The HiGHS library is defined in the [`highs/Highs.h`](https://github.com/ERGO-Code/HiGHS/blob/master/highs/Highs.h) header file. It contains the definition of the methods and members of the class.
## Define model
Models in HiGHS are defined as an instance of the `HighsModel` class. This consists of one instance of the `HighsLp` class, and one instance of the `HighsHessian` class. Communication of models to and from HiGHS is possible via instances of the `HighsLp` or `HighsModel` class. In the C and other interfaces, communication of models is via scalar values and addresses of arrays.

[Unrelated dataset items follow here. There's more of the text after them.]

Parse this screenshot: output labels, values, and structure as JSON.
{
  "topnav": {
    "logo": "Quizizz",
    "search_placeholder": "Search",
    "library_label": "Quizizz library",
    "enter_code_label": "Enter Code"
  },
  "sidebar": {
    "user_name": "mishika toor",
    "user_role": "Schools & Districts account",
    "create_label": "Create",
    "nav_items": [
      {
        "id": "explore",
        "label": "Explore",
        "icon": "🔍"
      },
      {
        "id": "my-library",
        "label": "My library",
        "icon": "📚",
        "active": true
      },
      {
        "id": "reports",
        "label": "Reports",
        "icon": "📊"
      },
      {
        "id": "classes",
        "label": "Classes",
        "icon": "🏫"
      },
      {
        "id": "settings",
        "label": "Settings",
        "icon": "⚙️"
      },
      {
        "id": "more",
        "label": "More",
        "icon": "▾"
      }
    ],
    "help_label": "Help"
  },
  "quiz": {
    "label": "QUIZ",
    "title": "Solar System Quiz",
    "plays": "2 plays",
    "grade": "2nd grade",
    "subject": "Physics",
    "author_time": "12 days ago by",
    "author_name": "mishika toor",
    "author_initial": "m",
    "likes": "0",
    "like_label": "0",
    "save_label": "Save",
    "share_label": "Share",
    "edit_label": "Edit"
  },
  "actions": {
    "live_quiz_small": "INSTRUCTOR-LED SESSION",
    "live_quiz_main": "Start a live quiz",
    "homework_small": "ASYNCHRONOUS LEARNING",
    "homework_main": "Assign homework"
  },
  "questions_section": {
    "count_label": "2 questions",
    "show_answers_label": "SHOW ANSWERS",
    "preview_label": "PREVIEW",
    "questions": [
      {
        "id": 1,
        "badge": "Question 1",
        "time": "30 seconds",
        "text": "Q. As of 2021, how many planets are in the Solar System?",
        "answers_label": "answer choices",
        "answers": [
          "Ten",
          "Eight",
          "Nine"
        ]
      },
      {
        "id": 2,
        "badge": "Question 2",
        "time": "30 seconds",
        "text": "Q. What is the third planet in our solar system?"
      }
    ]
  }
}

In C++, the neatest way of passing a model to HiGHS is to create an instance of the `HighsModel` class, populate its data, and call
``` cpp
Highs::passModel(const HighsModel& model)
```
or create and populate an instance of the `HighsLp` class, and call
``` cpp
Highs::passModel(const HighsLp& lp)
```
For reading models from a file, use
``` cpp
Highs::readModel(const std::string& filename)
```
Below is an example of building a `HighsModel`
``` cpp
// Create and populate a HighsModel instance for the LP
// Min f = x_0 + x_1 + 3
// s.t. x_1 <= 7
// 5 <= x_0 + 2x_1 <= 15
// 6 <= 3x_0 + 2x_1
// 0 <= x_0 <= 4; 1 <= x_1
// Although the first constraint could be expressed as an upper
// bound on x_1, it serves to illustrate a non-trivial packed
// column-wise matrix.
HighsModel model;
model.lp_.num_col_ = 2;
model.lp_.num_row_ = 3;
model.lp_.sense_ = ObjSense::kMinimize;
model.lp_.offset_ = 3;
model.lp_.col_cost_ = {1.0, 1.0};
model.lp_.col_lower_ = {0.0, 1.0};
model.lp_.col_upper_ = {4.0, 1.0e30};
model.lp_.row_lower_ = {-1.0e30, 5.0, 6.0};
model.lp_.row_upper_ = {7.0, 15.0, 1.0e30};
// Here the orientation of the matrix is column-wise
model.lp_.a_matrix_.format_ = MatrixFormat::kColwise;
// a_start_ has num_col_+1 entries, and the last entry is the number
// of nonzeros in A, allowing the number of nonzeros in the last
// column to be defined
model.lp_.a_matrix_.start_ = {0, 2, 5};
model.lp_.a_matrix_.index_ = {1, 2, 0, 1, 2};
model.lp_.a_matrix_.value_ = {1.0, 3.0, 1.0, 2.0, 2.0};
```
## Solve model
``` cpp
// Create a Highs instance
Highs highs;
HighsStatus return_status;
// Pass the model to HiGHS
return_status = highs.passModel(model);
assert(return_status==HighsStatus::kOk);
// Get a const reference to the LP data in HiGHS
const HighsLp& lp = highs.getLp();
// Solve the model
return_status = highs.run();
assert(return_status==HighsStatus::kOk);
// Get the model status
const HighsModelStatus& model_status = highs.getModelStatus();
assert(model_status==HighsModelStatus::kOptimal);
```
Solution information:
``` cpp
const HighsInfo& info = highs.getInfo();
cout << "Simplex iteration count: " << info.simplex_iteration_count << endl;
cout << "Objective function value: " << info.objective_function_value << endl;
cout << "Primal solution status: " << highs.solutionStatusToString(info.primal_solution_status) << endl;
cout << "Dual solution status: " << highs.solutionStatusToString(info.dual_solution_status) << endl;
cout << "Basis: " << highs.basisValidityToString(info.basis_validity) << endl;
```
## Integrality variables
To indicate that variables must take integer values use the `HighsLp::integrality` vector.
``` cpp
model.lp_.integrality_.resize(lp.num_col_);
for (int col=0; col < lp.num_col_; col++)
model.lp_.integrality_[col] = HighsVarType::kInteger;
highs.passModel(model);
```
## Clearing the basis
To clear any internal basis, call `HighsLp::setBasis` with no argument.